Mobilisation of private capital crucial for privatisation, says Merrill Lynch

20 December 1996

The success of privatisation in the Arab world will depend on the ability of governments to tap the region's private wealth, according to Michael Giles, chairman of international banking at Merrill Lynch. Speaking at the 9 December Arab Bankers Association conference* in London, he said that private investors could lead the way in privatisation programmes and provide the necessary long-term shareholder base for privatised companies. Private investors can be more entrepreneurial than institutional investors and are able to commit funds early, he said.

Potential private investors comprise three groups: employees of privatised companies; retail investors; and high net worth individuals (HNWIs). Only the third of these groups has the means and mentality to make a significant impact, Giles said.
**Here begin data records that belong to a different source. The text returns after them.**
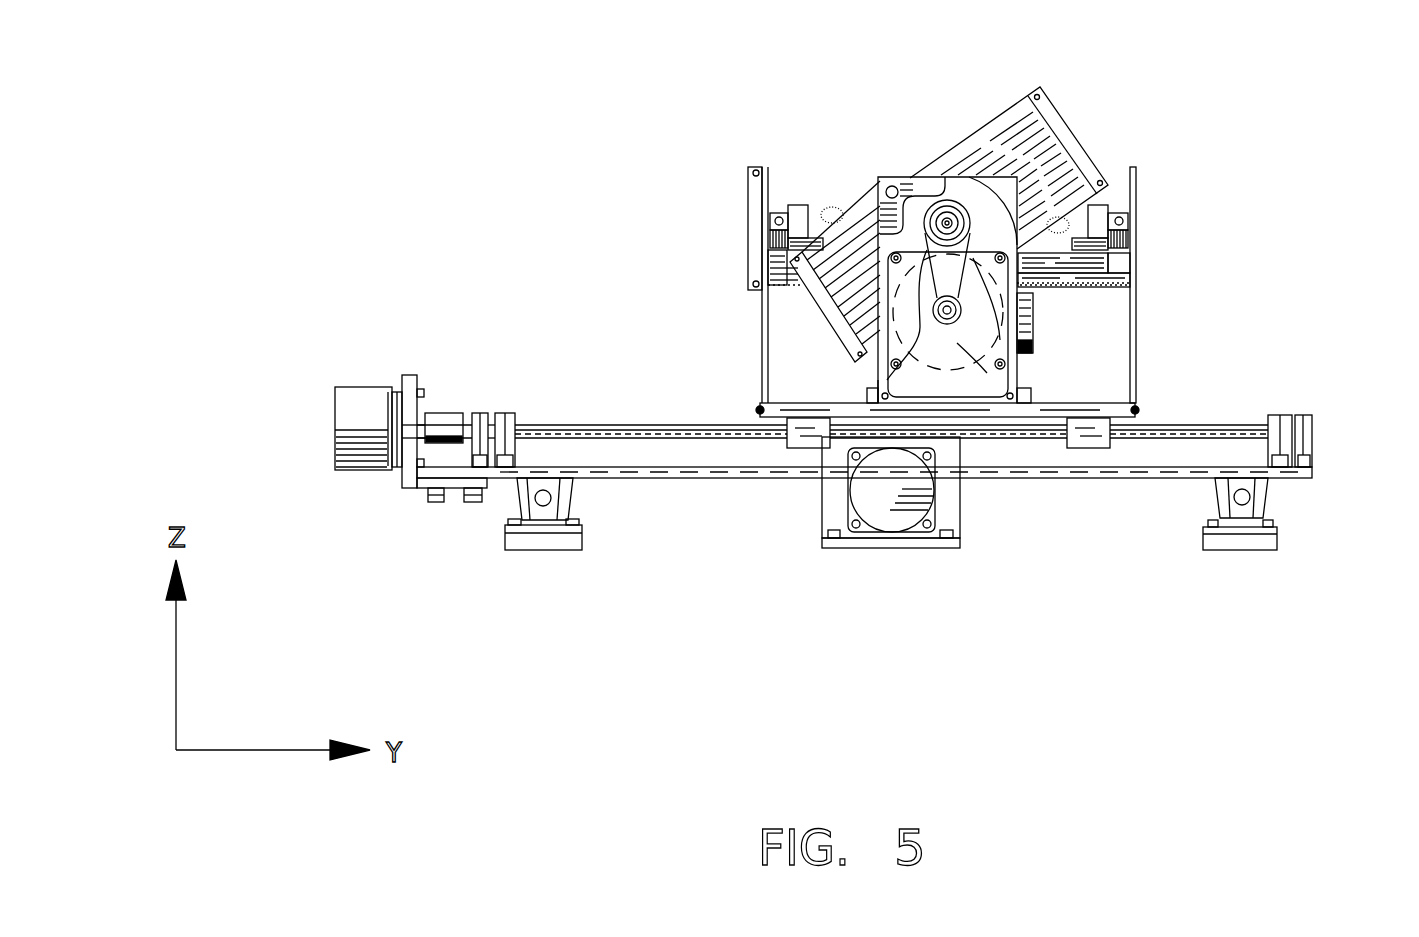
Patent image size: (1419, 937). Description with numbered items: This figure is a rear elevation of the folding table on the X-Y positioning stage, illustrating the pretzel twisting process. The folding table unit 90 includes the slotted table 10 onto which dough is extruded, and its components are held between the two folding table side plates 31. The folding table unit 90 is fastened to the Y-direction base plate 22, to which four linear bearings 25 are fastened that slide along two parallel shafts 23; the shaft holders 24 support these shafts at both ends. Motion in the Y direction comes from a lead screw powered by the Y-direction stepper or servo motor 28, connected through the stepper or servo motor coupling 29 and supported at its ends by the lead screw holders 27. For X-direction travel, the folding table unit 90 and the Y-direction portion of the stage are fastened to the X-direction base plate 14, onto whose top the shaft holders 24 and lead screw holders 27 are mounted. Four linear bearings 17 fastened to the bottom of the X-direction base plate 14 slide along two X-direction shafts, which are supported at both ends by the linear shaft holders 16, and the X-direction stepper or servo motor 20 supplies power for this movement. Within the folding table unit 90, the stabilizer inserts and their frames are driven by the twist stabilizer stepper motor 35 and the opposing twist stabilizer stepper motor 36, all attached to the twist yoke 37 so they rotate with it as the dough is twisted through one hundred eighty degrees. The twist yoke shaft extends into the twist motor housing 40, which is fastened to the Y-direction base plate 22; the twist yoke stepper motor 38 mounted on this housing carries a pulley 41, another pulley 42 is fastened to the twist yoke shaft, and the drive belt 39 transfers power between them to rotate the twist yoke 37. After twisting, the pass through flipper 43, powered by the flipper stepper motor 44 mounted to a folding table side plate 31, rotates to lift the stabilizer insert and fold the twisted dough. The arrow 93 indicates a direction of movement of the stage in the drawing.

The slotted table 10 is at (798, 227).
The X-direction base plate 14 is at (1150, 473).
The linear shaft holders 16 is at (542, 523).
The linear bearings 17 is at (577, 493).
The X-direction stepper or servo motor 20 is at (888, 483).
The Y-direction base plate 22 is at (988, 410).
The parallel shafts 23 is at (540, 425).
The shaft holders 24 is at (507, 425).
The linear bearings 25 is at (807, 435).
The lead screw holders 27 is at (480, 425).
The Y-direction stepper or servo motor 28 is at (362, 413).
The stepper or servo motor coupling 29 is at (447, 423).
The folding table side plates 31 is at (762, 382).
The twist stabilizer stepper motor 35 is at (1072, 138).
The opposing twist stabilizer stepper motor 36 is at (820, 307).
The twist yoke 37 is at (997, 163).
The twist yoke stepper motor 38 is at (957, 343).
The drive belt 39 is at (1003, 313).
The twist motor housing 40 is at (903, 187).
The pulley 41 is at (880, 381).
The pulley 42 is at (947, 220).
The pass through flipper 43 is at (780, 265).
The flipper stepper motor 44 is at (753, 188).
The folding table unit 90 is at (709, 211).
The translation direction 93 is at (720, 509).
Merrill Lynch estimates put total global investible wealth at $80.1 million million as of end-1995, of which $16.7 million million was owned by HNWIs. Some $768,000 million, or 5 per cent, of global HNWI wealth was owned by individuals in the Arab world, excluding Lebanon and the Maghreb countries. Of this, $718,000 million was owned by 185,000 individuals in the GCC. Some 78,000 Saudi Arabian individuals accounted for $421,000 million, or about 55 per cent of Arab HNWI wealth.

Although local HNWIs could be a stable source of funds for Arab markets and a relatively small commitment could have a considerable effect, the Arab world must compete for capital flows with other markets around the world, both developed and emerging. Merrill Lynch identifies a number of institutional and structural problems, which inhibit the region's ability to attract new capital. Disincentives to investors include: the illiquidity of markets, which prevents the quick sale or purchase of equity; the paucity of securities research published; the relative scarcity of domestic financial intermediaries advertising equity investment services; and the lack of cross-border equity investment advertising.

The challenge for the Arab world is to provide the liquidity, transparency and regulatory regimes required by the sophisticated HNWI investor. Privatisation programmes may provide the catalyst for such a change, says Merrill Lynch.

Speakers at the conference from the Arab world included Moroccan Privatisation Minister Abderrahmane Saaidi and Chairman of the Royal Commission for Jubail & Yanbu Prince Abdullah Ibn Faisal Ibn Turki al-Saud (see Cover Story and Saudi Arabia).

* Privatisation in the Arab World, London, 9 December, organised by the Arab Bankers Association.